By Pavel Havlíček | The Balkan Forum
One of the most important discussions of today is how to best combat disinformation and misinformation in the information space and which tools to use to limit their spread since this is something that often causes (moral) panic about being manipulated in the quickly changing public space, including the online domain, oversaturated with information.
A significant part of the debate is connected to social media platforms since they nowadays serve as an essential place of social interactions and exchange of views among their users and participants of the public discussion that has largely moved online to domains like Facebook, Twitter, Instagram, YouTube or Tik Tok and other applications.
While these platforms have benefitted from the attention of billions of users, commercialised their online presence and attention paid to online products, including based on the model of advertising, they have overwhelmingly underestimated the security threats, foreign malign operations, often conducted by bots and trolls, and the problem of radicalisation that has spread in their ecosystems, despite being clearly against their own rules of the community.
It was best visible when the European Commission introduced its Code of Practice against Disinformation in December 2018, which was supposed to motivate the platforms to invest in the integrity of their own services and the protection of the end user as well as their rights. However, this policy was realised based on the principle of self-regulation that was supposed to be implemented and at the same time evaluated by the social media actors themselves without the direct involvement of the European regulators.
Unsurprisingly, the results were more than mixed, which pushed the European Commission to amend its approach and enforce a much stricter type of regulation that forced the platforms to implement a new set of rules and declare the results of their activities to the European Commission by law, the so-called Digital Services Act (DSA).
Role of DSA
Based on the previous experience and lack of engagement by the social media platforms after 2018, the DSA enforced several key principles that should make sure that the spread of disinformation and illegal content online comes under stricter control of the EU again.
One of them was transparency which should make sure that the users of social media platforms themselves become more aware of their rights and opportunities, including when reporting illegal and legal but harmful (disinformation) content online. Transparency should also help to open the internal life within the social media platforms in the form of algorithms that determine who is seeing what at each time, without the users often understanding why and how it happens. Finally, the principle of transparency should also make sure that the platforms report on high risks and allow for external audits.

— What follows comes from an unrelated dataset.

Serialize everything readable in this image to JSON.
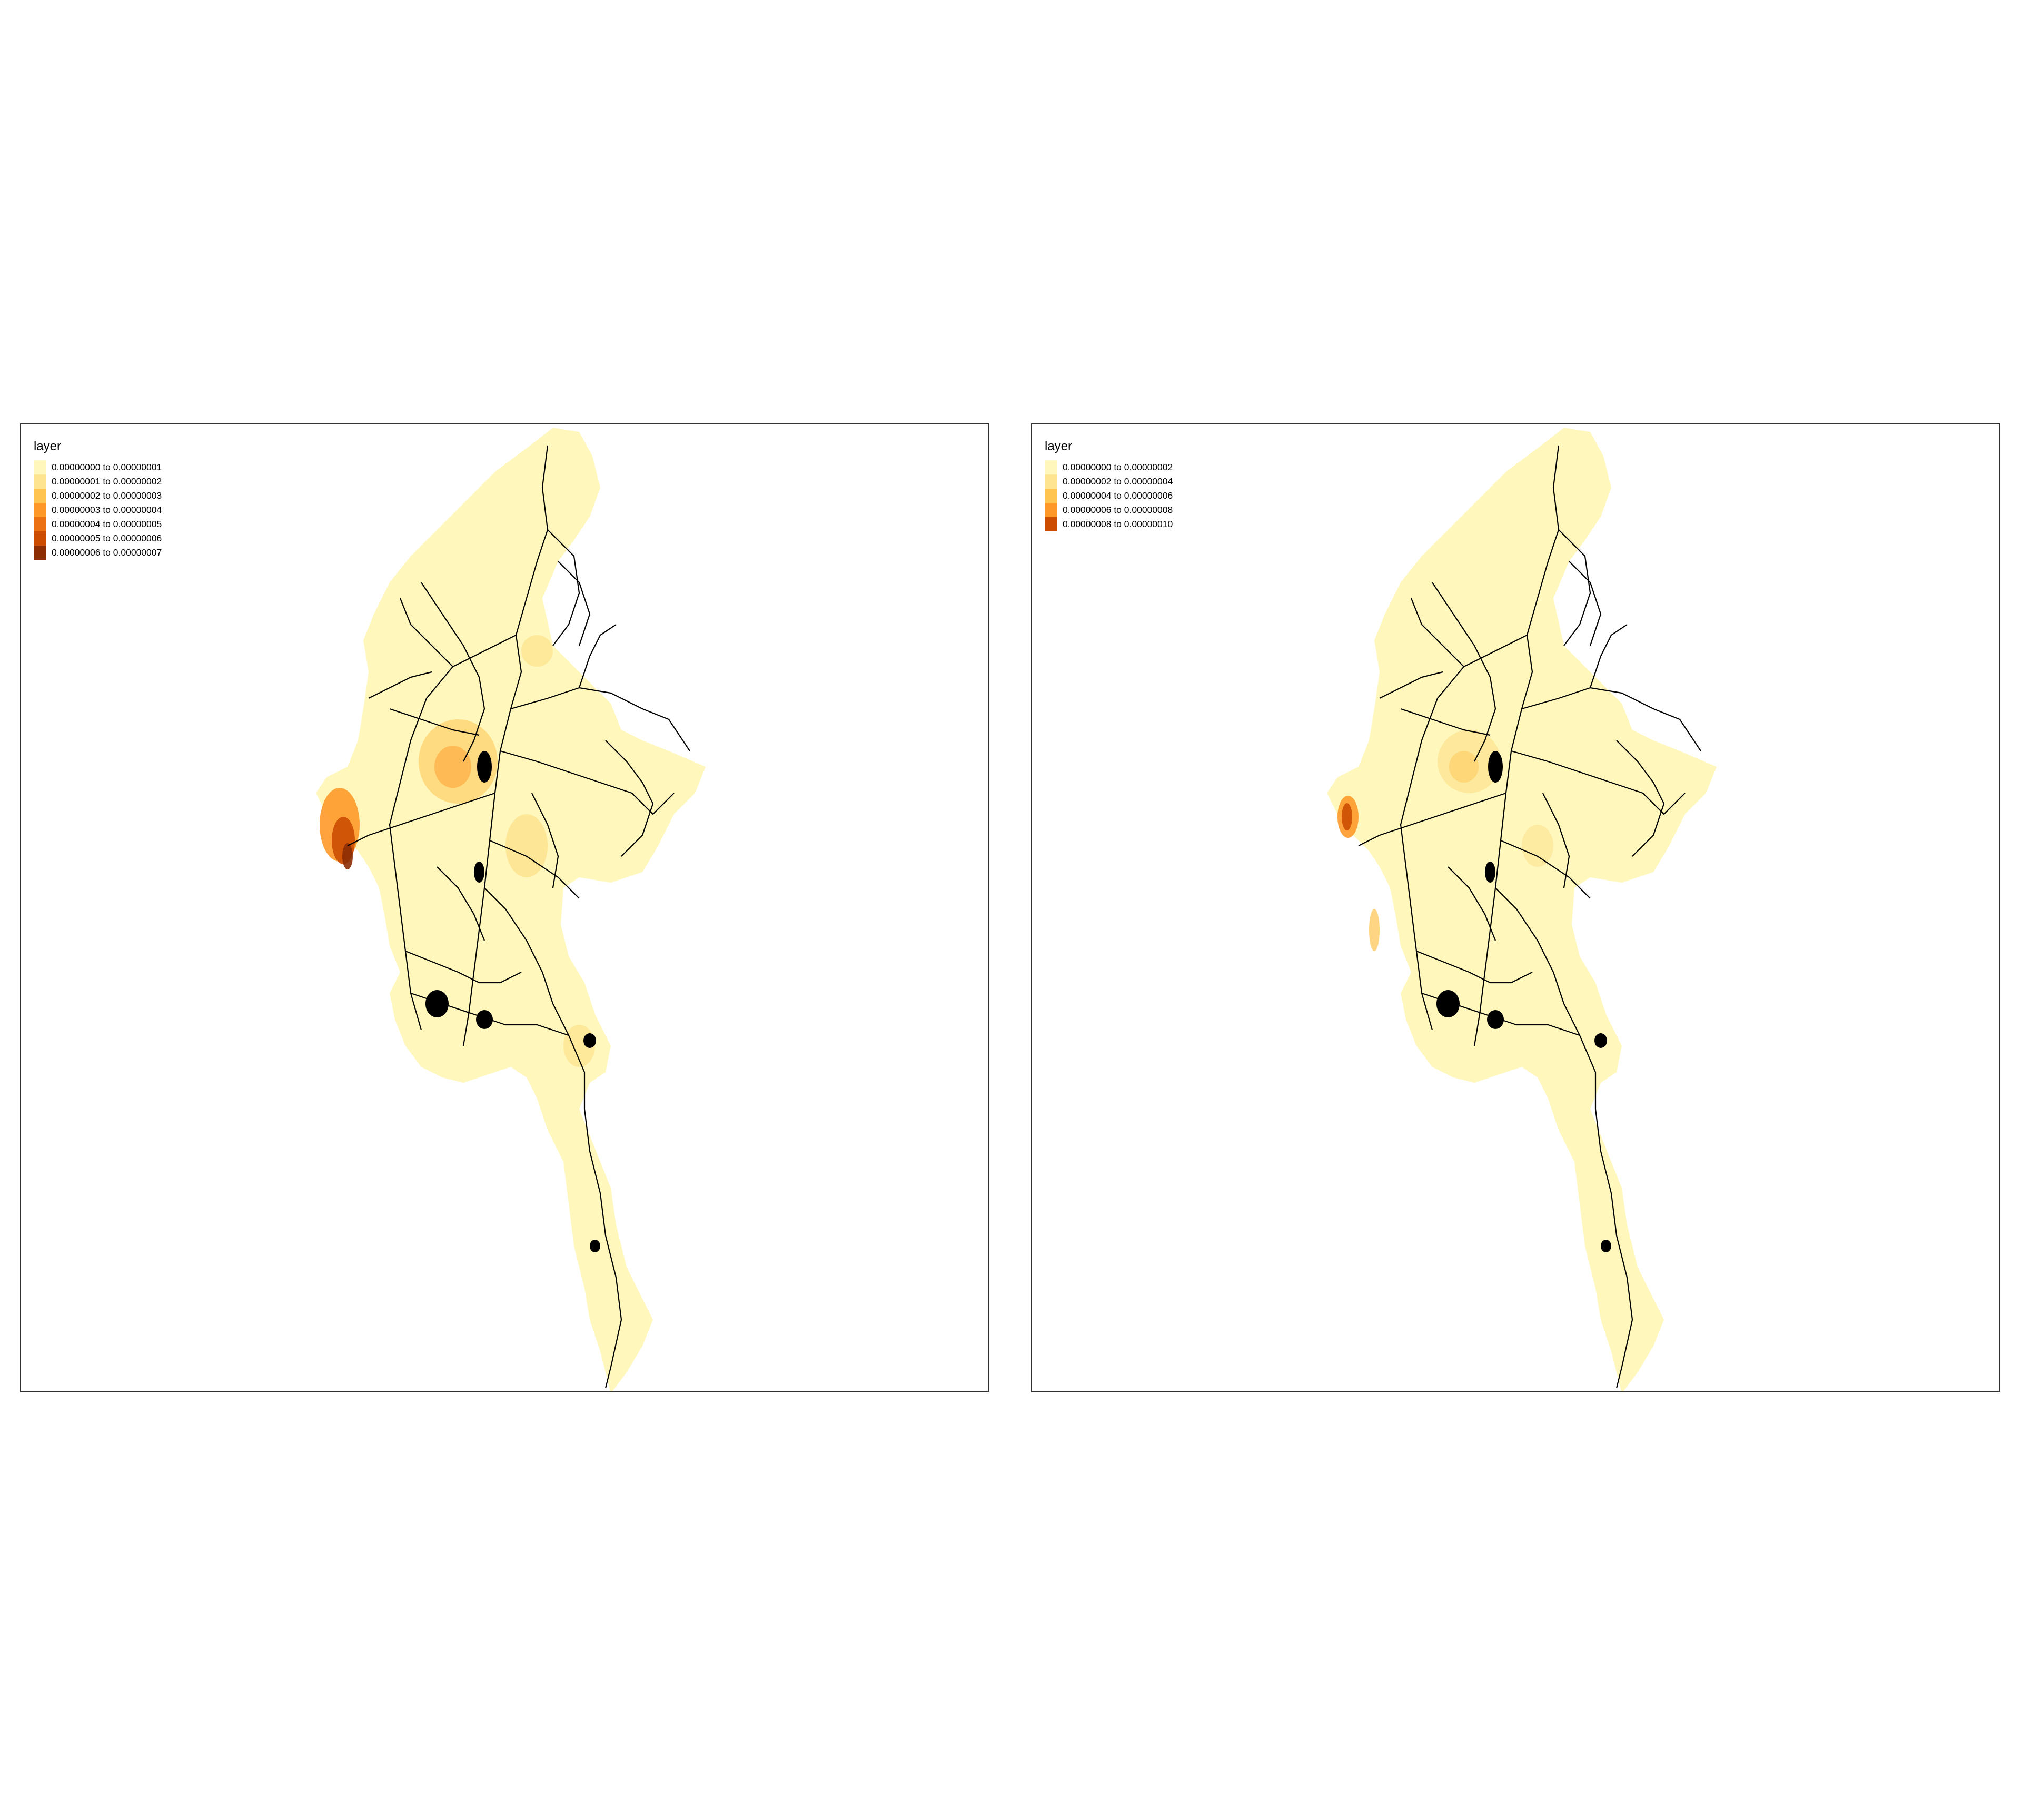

Another of the key issues has been users’ empowerment and ensuring that it is not the platform but European rules and norms that prevail over their own interpretation of rules and regulations. While turning the table and enforcing the EU’s will over the common European digital space, the platforms now need to respect the right of appeal to an independent arbiter and finally also the will of the national courts over their judgements determining if this or that should happen online. What this has meant in practice is, for example, that if Donald Trump was “de-platformed” in July 2024 in the EU’s digital space, he would have the right to appeal to the decision and ask an independent authority and finally also the national and/or EU courts to decide about his social media presence. This rule now applies to all users, be they individual or commercial.
Finally, the EU’s own Code of Practice on Disinformation, originally adopted in December 2018 and several times amended since then, became a golden standard when it comes to approaching disinformation and other forms of problematic content online. This – for instance – means that the platforms are supposed to deprioritise and demonetise problematic content and in fact go against their original revenue model based on the spread of polarising and thus very often highly trending content.

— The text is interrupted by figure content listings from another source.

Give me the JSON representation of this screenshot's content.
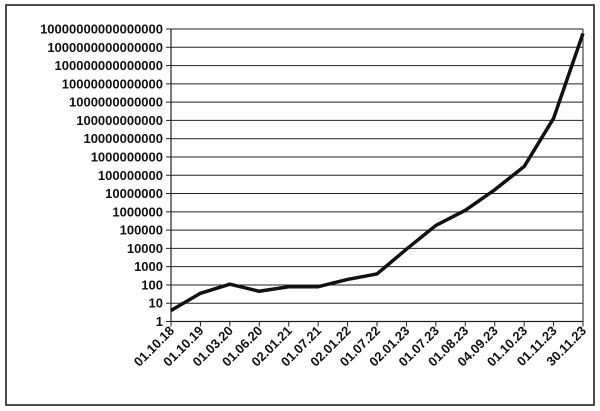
{
  "chart_data": {
    "type": "line",
    "title": "",
    "xlabel": "",
    "ylabel": "",
    "yscale": "log",
    "ylim": [
      1,
      10000000000000000
    ],
    "grid": true,
    "legend": "none",
    "line_color": "#111111",
    "y_ticks": [
      "1",
      "10",
      "100",
      "1000",
      "10000",
      "100000",
      "1000000",
      "10000000",
      "100000000",
      "1000000000",
      "10000000000",
      "100000000000",
      "1000000000000",
      "10000000000000",
      "100000000000000",
      "1000000000000000",
      "10000000000000000"
    ],
    "categories": [
      "01.10.18",
      "01.10.19",
      "01.03.20",
      "01.06.20",
      "02.01.21",
      "01.07.21",
      "02.01.22",
      "01.07.22",
      "02.01.23",
      "01.07.23",
      "01.08.23",
      "04.09.23",
      "01.10.23",
      "01.11.23",
      "30.11.23"
    ],
    "values": [
      4,
      35,
      110,
      45,
      80,
      80,
      200,
      400,
      9000,
      180000,
      1200000,
      16000000,
      300000000,
      130000000000,
      5700000000000000
    ]
  }
}
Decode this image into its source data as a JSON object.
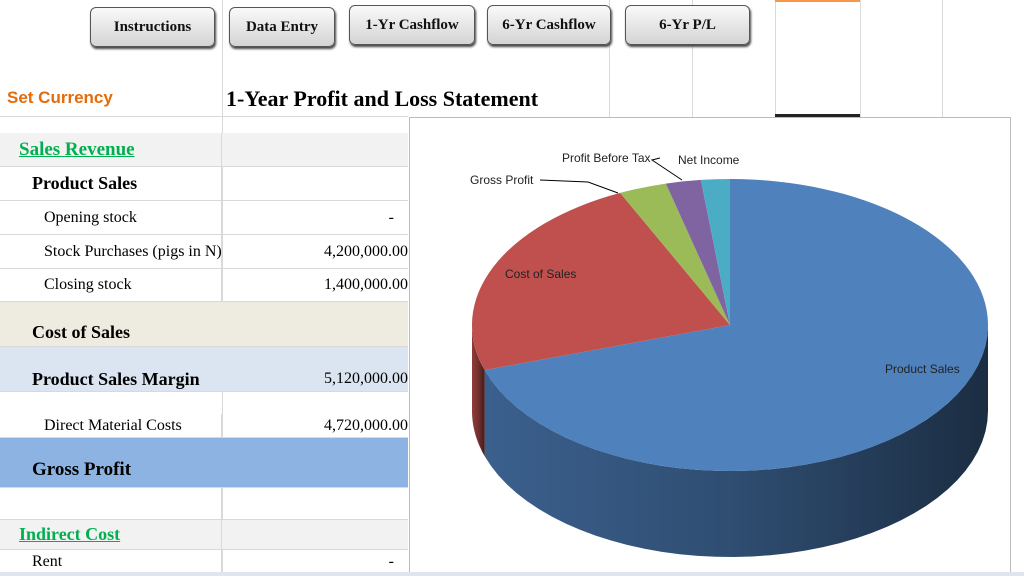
{
  "toolbar": {
    "buttons": [
      {
        "label": "Instructions"
      },
      {
        "label": "Data Entry"
      },
      {
        "label": "1-Yr Cashflow"
      },
      {
        "label": "6-Yr Cashflow"
      },
      {
        "label": "6-Yr P/L"
      }
    ]
  },
  "header": {
    "set_currency": "Set Currency",
    "title": "1-Year Profit and Loss Statement"
  },
  "rows": [
    {
      "label": "Sales Revenue",
      "value": ""
    },
    {
      "label": "Product Sales",
      "value": ""
    },
    {
      "label": "Opening stock",
      "value": "-"
    },
    {
      "label": "Stock Purchases (pigs in N)",
      "value": "4,200,000.00"
    },
    {
      "label": "Closing stock",
      "value": "1,400,000.00"
    },
    {
      "label": "Cost of Sales",
      "value": ""
    },
    {
      "label": "Product Sales Margin",
      "value": "5,120,000.00"
    },
    {
      "label": "Direct Material Costs",
      "value": "4,720,000.00"
    },
    {
      "label": "Gross Profit",
      "value": ""
    },
    {
      "label": "",
      "value": ""
    },
    {
      "label": "Indirect Cost",
      "value": ""
    },
    {
      "label": "Rent",
      "value": "-"
    }
  ],
  "colors": {
    "section_green": "#00b050",
    "currency_orange": "#e46c0a",
    "gross_profit_bg": "#8db3e2"
  },
  "chart_data": {
    "type": "pie",
    "style": "3d",
    "categories": [
      "Product Sales",
      "Cost of Sales",
      "Gross Profit",
      "Profit Before Tax",
      "Net Income"
    ],
    "values": [
      70,
      23,
      3,
      2.2,
      1.8
    ],
    "colors": [
      "#4f81bd",
      "#c0504d",
      "#9bbb59",
      "#8064a2",
      "#4bacc6"
    ],
    "legend": "none"
  }
}
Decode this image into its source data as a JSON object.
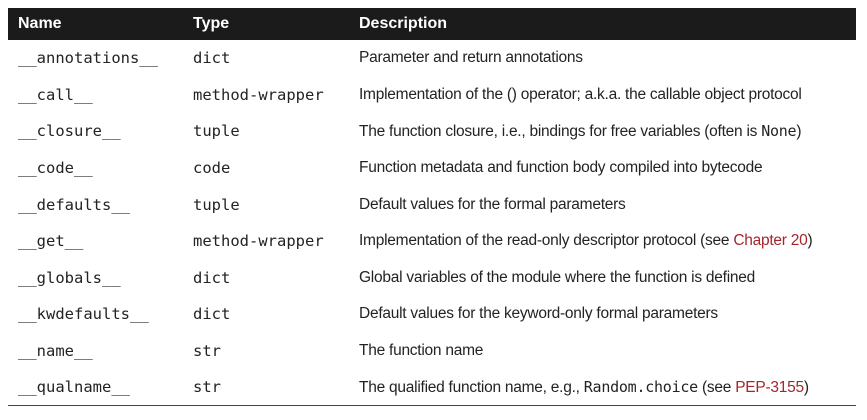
{
  "table": {
    "headers": [
      "Name",
      "Type",
      "Description"
    ],
    "rows": [
      {
        "name": "__annotations__",
        "type": "dict",
        "desc": "Parameter and return annotations"
      },
      {
        "name": "__call__",
        "type": "method-wrapper",
        "desc": "Implementation of the () operator; a.k.a. the callable object protocol"
      },
      {
        "name": "__closure__",
        "type": "tuple",
        "desc_pre": "The function closure, i.e., bindings for free variables (often is ",
        "desc_code": "None",
        "desc_post": ")"
      },
      {
        "name": "__code__",
        "type": "code",
        "desc": "Function metadata and function body compiled into bytecode"
      },
      {
        "name": "__defaults__",
        "type": "tuple",
        "desc": "Default values for the formal parameters"
      },
      {
        "name": "__get__",
        "type": "method-wrapper",
        "desc_pre": "Implementation of the read-only descriptor protocol (see ",
        "desc_link": "Chapter 20",
        "desc_post": ")"
      },
      {
        "name": "__globals__",
        "type": "dict",
        "desc": "Global variables of the module where the function is defined"
      },
      {
        "name": "__kwdefaults__",
        "type": "dict",
        "desc": "Default values for the keyword-only formal parameters"
      },
      {
        "name": "__name__",
        "type": "str",
        "desc": "The function name"
      },
      {
        "name": "__qualname__",
        "type": "str",
        "desc_pre": "The qualified function name, e.g., ",
        "desc_code": "Random.choice",
        "desc_mid": " (see ",
        "desc_link": "PEP-3155",
        "desc_post": ")"
      }
    ]
  },
  "colors": {
    "header_bg": "#1b1b1b",
    "header_text": "#ffffff",
    "link": "#a5262a"
  }
}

In many of these instances, the new European approach to the so-called Very Large Media Platforms and other online actors is revolutionary and deserves our attention. At the same time, it also shows that the platforms themselves were not motivated and keen on doing too much to tackle disinformation online. Now, this changes and we should make proper use of all these new opportunities at the EU, national, and individual levels.
Pending challenges
At the same time, a challenge remains in persuading the platforms to apply this approach at the global level beyond the EU itself since other countries in the European direct neighbourhood lie outside of the regulatory boundaries. This includes not only the Western Balkan countries but also Eastern Europe where many candidate countries willing to join the European block fall through the common EU regulatory system.
On the contrary, the European Commission that oversees communications and negotiations with the platform representatives should persuade the VLOPs to apply their rules more generally across the globe and this way repeat the experience of the GDPR, the European directive on the protection of personal information, which became a successful example of European normative power in the world.
Finally, the EU’s regulation model remains open and represents an opportunity for the European partners to follow suit and apply a similar type of regulation to their national legislative systems, as visible in the example of the United Kingdom, which decided to make its own digital legislation largely compatible with the one of the EU too.